To contextualize these experiences, we designed a small online survey. The results are anecdotal, but they confirm that Altynai, Amina and Nuray are not alone. Of the 100 young Kazakh women who responded, 95 percent said they use taxis more than once per month and 90 percent said they sit in the backseat. Almost 40 percent said taxi drivers had asked them “inappropriate” questions. Out of caution, 77 said they text the taxi number plate to a friend when they climb into a car.
According to the Administrative Code of the Republic of Kazakhstan, what these women suffered would qualify as "petty hooliganism." The same article (number 434) covers vandalism and obscene language.
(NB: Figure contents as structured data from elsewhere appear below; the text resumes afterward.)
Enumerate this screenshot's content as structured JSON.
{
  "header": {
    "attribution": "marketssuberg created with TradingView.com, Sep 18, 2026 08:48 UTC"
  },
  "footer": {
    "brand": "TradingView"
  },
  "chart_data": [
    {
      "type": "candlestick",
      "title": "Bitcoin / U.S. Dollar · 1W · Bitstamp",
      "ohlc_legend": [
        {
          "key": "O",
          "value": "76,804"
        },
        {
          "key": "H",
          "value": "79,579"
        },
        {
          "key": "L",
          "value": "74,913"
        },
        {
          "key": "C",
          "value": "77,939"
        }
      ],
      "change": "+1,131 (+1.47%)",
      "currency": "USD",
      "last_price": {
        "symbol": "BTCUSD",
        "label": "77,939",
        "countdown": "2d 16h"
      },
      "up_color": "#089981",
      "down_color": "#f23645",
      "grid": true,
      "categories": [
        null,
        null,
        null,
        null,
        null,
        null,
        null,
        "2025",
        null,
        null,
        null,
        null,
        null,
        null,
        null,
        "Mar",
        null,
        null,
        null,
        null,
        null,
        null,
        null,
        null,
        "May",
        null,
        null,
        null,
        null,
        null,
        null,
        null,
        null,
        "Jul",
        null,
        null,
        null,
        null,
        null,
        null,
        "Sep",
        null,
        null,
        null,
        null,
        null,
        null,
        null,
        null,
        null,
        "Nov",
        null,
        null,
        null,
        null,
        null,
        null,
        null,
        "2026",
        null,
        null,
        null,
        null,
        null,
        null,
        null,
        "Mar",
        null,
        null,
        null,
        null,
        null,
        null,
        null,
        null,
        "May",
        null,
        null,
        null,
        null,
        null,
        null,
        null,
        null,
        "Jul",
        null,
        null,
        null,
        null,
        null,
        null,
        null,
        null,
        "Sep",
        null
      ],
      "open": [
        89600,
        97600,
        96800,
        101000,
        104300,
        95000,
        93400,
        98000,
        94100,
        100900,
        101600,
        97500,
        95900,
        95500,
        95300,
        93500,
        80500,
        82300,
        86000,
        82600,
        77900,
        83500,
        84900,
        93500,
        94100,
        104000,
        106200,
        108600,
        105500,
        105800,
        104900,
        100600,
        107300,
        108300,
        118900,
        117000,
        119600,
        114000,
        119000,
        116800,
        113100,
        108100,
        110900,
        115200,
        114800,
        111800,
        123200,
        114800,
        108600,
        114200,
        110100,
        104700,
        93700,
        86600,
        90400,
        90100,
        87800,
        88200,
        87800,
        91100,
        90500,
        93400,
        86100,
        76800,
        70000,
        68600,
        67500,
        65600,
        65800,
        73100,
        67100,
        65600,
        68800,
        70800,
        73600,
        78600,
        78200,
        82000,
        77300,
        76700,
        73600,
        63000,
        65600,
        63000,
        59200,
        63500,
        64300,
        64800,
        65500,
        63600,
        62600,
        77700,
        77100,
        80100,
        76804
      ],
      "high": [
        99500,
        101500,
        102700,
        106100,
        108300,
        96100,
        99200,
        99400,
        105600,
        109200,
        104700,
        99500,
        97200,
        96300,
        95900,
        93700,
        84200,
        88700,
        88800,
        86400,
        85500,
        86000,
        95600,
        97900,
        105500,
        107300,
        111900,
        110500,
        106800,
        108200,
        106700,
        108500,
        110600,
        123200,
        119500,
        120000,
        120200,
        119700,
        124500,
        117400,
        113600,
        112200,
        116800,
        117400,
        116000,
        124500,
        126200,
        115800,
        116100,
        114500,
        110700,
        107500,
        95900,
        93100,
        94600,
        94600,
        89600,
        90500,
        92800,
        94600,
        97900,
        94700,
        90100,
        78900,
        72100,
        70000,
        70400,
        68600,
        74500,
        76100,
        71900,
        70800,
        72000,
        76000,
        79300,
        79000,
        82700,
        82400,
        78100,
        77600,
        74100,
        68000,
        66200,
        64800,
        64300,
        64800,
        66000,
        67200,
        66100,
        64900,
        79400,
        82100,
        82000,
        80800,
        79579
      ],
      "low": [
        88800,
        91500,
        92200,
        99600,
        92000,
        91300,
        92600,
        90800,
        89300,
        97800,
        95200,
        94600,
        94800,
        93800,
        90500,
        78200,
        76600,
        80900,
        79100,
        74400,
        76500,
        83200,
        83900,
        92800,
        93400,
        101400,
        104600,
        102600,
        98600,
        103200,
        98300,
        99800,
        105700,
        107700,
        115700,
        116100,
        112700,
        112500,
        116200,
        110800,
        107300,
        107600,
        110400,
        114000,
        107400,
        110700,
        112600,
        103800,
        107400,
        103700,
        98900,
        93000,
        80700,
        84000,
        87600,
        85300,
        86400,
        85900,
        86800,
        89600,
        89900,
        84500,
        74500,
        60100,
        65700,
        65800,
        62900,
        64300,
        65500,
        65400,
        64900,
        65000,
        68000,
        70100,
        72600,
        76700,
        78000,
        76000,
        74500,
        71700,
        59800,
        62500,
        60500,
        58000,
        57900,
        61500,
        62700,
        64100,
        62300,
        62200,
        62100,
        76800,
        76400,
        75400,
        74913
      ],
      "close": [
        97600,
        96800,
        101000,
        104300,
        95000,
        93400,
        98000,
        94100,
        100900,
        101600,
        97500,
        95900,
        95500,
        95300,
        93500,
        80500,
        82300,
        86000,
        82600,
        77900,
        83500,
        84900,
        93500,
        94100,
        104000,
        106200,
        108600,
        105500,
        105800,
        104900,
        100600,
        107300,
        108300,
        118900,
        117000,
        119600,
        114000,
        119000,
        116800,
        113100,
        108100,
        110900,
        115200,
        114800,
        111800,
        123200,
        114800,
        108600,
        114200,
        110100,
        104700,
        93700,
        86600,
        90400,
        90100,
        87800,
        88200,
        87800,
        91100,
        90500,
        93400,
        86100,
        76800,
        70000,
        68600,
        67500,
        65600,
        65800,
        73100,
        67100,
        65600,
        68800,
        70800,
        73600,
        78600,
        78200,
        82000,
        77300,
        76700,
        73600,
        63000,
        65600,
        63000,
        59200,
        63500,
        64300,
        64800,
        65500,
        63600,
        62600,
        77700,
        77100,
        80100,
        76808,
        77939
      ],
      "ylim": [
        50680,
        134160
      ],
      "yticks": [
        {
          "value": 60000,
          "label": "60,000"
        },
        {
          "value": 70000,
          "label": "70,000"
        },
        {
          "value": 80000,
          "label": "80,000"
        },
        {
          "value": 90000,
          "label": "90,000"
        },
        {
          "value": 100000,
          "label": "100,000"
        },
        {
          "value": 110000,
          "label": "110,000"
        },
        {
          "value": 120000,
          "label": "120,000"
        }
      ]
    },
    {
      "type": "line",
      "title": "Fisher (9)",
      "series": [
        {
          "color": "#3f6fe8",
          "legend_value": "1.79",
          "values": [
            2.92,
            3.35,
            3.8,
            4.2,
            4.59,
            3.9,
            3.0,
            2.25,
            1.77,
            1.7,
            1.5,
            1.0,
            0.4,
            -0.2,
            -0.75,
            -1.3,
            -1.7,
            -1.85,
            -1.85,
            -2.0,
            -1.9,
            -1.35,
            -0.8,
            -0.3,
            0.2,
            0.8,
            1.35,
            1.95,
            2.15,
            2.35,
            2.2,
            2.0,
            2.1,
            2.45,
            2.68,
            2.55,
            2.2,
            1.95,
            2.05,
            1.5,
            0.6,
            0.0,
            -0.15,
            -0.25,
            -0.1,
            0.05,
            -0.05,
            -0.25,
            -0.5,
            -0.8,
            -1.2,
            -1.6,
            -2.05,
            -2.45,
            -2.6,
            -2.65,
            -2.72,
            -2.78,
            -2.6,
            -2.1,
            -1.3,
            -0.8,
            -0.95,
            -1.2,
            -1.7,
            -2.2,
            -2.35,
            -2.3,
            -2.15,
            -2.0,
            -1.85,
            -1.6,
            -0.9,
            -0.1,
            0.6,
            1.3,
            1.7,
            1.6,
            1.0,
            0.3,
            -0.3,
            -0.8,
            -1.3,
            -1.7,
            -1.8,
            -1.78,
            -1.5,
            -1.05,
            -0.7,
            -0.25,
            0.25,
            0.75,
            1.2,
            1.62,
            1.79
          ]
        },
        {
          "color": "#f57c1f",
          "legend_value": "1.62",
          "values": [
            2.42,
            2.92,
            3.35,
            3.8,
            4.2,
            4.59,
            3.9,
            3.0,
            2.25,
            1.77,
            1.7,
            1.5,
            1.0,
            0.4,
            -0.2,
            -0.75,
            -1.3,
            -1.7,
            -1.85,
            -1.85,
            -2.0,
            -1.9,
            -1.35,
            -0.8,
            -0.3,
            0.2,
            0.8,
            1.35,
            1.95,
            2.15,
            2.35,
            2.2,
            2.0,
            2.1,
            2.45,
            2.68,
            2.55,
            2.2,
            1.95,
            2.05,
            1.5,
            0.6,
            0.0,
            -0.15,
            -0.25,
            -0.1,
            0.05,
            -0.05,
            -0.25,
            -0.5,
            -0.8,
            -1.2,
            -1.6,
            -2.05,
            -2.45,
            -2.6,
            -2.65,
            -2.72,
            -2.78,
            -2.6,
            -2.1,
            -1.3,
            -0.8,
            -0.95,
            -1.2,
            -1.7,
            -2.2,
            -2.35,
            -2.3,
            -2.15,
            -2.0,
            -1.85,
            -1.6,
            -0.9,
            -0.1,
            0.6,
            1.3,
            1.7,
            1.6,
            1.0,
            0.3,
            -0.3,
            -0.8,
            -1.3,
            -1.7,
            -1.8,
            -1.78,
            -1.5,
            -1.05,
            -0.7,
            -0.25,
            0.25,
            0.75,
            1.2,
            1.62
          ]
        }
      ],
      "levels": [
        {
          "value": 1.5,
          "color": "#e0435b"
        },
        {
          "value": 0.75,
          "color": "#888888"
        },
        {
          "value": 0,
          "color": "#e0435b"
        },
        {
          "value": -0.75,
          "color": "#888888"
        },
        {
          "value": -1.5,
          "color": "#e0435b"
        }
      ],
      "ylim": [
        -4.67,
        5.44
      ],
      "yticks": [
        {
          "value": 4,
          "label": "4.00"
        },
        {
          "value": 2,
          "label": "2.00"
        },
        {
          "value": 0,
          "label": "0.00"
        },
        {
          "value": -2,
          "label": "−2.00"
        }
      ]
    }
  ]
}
Violations carry a fine of up 15,000 tenge ($35) or 10 days in prison.
The Criminal Code only applies if the driver has made a frank declaration that he wants to engage in sexual intercourse.
Women frequently complain that police ignore these cases. These law-enforcement officers argue – incorrectly – that there is no specific article for sexual harassment. Thus, the lecherous taxi driver is effectively immune; he can continue to harass women with little fear of punishment.
Taking back control
An Almaty-based online store, Aksafety, sells self-defense tools like pepper spray, pocket alarms, window and glass breakers, and much more.
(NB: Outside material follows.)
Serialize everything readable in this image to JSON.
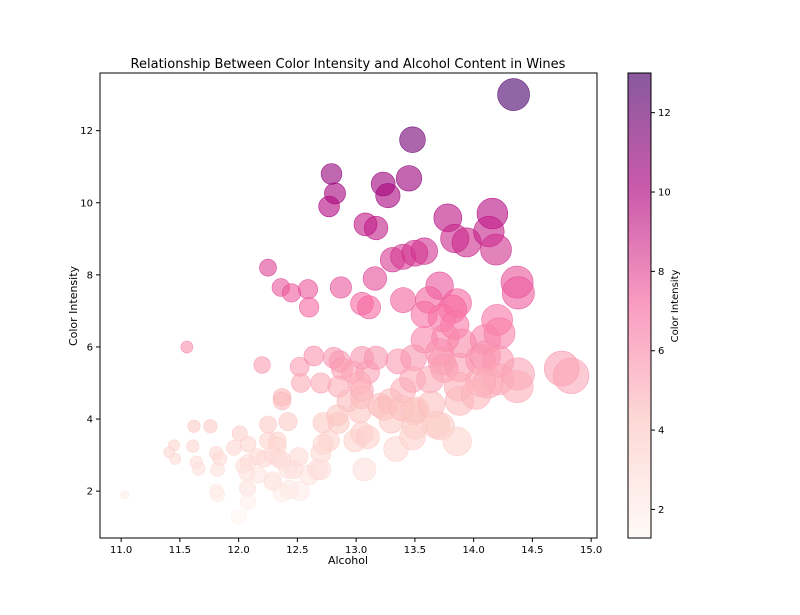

Aksafety is the project of two 20-year-old women from Almaty, Kundyz Kabykenova and Aiken Kanieva.
Kabykenova recommends whistles and pocket sirens that can be used to distract the aggressor's attention. She says the most important thing is that the woman think about where to run after making her distraction.
“We opened this store so that our Kazakhstani women would be protected. We want to be part of the defense against harassment. If the law does not exist, then we will try to counter this problem on our own,” Kabykenova said.
Another startup proposes to hire a cadre of female taxi drivers. Founder Nigmatulla Aibar, who currently works at a state bank, is searching for investors to start an app, which he calls Safe, that will connect women with vetted female taxi drivers.
“Many girls want to work like a driver for a taxi service, but fear for their safety,” Aibar said. “I think we can help solve this problem.”